Okay, it took some digging but NEALB's suggestion to seek help on MVSFORUMS.COM paid off... here is the final result. The OUTREC logic used with SORT/MERGE replaces OUTFIL and takes advantage of new capabilities (IFTHEN, WHEN and OVERLAY) in Syncsort 1.3 that I didn't realize existed. It pays to have current documentation available!
*
* This MERGE logic is intended to assert that the Packed Decimal
* field has a negative sign with a B'....1101' value (Hex X'.D').
*
*
MERGE FIELDS=(27,5.4,BI,A),EQUALS
SUM FIELDS=NONE
OUTREC IFTHEN=(WHEN=(32,1,BI,NE,B'....1..1',OR,
32,1,BI,EQ,B'....1111'),
OVERLAY=(32:(-1,MUL,32,1,PD),PD,LENGTH=1)),
IFTHEN=(WHEN=(32,1,BI,EQ,B'....1..1',AND,
32,1,BI,NE,B'....1111'),
OVERLAY=(32:(+1,MUL,32,1,PD),PD,LENGTH=1))
Looking at the last byte of a packed field is possible. You want positive/unsigned to negative, so if it is greater than -1, subtract it from zero.
From a short-lived Answer by MikeC, it is now known that the data contains non-preferred signs (that is, it can contain A through F in the low-order half-byte, whereas a preferred sign would be C (positive) or D (negative). F is unsigned, treated as positive.
This is tested with DFSORT. It should work with SyncSORT. Turns out that DFSORT can understand a negative packed-decimal zero, but it will not create a negative packed-decimal zero (it will allow a zoned-decimal negative zero to be created from a negative zero packed-decimal).
The idea is that a non-preferred sign is valid and will be accurately signed for input to a decimal machine instruction, but the result will always be a preferred sign, and will be correct.

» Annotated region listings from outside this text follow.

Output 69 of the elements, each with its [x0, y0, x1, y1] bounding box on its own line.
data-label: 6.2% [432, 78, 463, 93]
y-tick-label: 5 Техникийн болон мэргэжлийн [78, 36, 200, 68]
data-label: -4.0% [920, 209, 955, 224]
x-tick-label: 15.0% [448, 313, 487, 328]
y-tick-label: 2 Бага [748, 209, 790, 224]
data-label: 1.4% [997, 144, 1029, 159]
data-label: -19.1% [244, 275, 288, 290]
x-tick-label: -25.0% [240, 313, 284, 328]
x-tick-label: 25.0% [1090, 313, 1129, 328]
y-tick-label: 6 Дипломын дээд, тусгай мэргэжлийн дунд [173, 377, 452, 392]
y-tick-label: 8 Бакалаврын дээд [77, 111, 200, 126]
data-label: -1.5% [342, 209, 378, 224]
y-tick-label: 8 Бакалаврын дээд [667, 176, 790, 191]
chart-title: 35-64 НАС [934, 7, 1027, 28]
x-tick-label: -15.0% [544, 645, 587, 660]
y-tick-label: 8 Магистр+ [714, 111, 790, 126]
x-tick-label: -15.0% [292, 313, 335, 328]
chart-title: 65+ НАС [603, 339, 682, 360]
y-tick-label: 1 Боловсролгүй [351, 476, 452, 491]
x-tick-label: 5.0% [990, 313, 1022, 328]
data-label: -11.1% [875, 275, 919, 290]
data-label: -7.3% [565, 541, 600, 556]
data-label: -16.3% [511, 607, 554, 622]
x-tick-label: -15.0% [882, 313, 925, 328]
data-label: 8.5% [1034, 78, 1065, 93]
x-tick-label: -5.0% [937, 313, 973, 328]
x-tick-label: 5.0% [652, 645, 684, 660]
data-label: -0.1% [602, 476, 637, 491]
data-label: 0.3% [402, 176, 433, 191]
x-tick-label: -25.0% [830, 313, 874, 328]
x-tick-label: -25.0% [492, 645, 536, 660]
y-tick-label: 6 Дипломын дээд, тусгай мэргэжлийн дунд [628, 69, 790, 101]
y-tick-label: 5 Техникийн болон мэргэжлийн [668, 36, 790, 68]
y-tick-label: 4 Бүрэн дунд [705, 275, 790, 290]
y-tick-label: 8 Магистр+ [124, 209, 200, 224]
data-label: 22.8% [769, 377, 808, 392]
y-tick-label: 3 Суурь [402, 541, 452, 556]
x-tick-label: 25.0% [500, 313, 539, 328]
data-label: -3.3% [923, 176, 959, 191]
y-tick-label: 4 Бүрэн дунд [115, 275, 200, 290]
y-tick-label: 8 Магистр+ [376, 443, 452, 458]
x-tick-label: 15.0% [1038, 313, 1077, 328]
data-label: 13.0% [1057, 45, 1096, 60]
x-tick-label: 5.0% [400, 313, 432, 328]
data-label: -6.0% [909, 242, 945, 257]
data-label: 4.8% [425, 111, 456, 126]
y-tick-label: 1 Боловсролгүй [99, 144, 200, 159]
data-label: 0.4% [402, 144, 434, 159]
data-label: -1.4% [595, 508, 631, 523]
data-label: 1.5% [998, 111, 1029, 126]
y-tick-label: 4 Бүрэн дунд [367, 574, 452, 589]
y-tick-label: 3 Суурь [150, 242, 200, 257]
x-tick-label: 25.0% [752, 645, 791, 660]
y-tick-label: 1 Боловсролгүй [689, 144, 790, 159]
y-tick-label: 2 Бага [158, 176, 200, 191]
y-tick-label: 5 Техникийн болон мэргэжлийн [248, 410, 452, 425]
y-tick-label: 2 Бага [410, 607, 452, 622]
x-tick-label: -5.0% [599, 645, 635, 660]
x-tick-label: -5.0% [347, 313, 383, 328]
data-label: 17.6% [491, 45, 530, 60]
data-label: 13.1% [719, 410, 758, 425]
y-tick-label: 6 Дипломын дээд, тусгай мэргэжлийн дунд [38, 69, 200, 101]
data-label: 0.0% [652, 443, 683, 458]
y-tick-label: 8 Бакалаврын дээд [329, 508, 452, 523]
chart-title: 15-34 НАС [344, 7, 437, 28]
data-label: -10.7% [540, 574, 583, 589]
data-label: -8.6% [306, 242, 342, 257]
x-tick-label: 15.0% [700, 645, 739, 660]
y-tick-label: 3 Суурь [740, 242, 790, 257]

So by adding zero first, the field gets turned into a preferred sign and then the test for -1 will work as expected. With data in the sign-nybble for packed-decimal fields, SORT has some specific and documented behaviours, which just don't happen to help here.
Since there is only one value to deal with to become the negative zero, X'0C', after the normalisation of signs already done, there is a simple test and replacement with a constant of X'0D' for the negative zero. Since the negative zero will not work, the second test is changed from the original minus one to zero.
With non-preferred signs in the data:
SORT FIELDS=COPY
INREC IFTHEN=(WHEN=INIT,
OVERLAY=(32:+0,ADD,32,1,PD,TO=PD,LENGTH=1)),
IFTHEN=(WHEN=(32,1,CH,EQ,X'0C'),
OVERLAY=(32:X'0D')),
IFTHEN=(WHEN=(32,1,PD,GT,0),
OVERLAY=(32:+0,SUB,32,1,PD,TO=PD,LENGTH=1))
With preferred signs in the data:
SORT FIELDS=COPY
INREC IFTHEN=(WHEN=(32,1,CH,EQ,X'0C'),
OVERLAY=(32:X'0D')),
IFTHEN=(WHEN=(32,1,PD,GT,0),
OVERLAY=(32:+0,SUB,32,1,PD,TO=PD,LENGTH=1))
Note: If non-preferred signs are stuffed through a COBOL program not using compiler option NUMPROC(NOPFD) then results will be "interesting".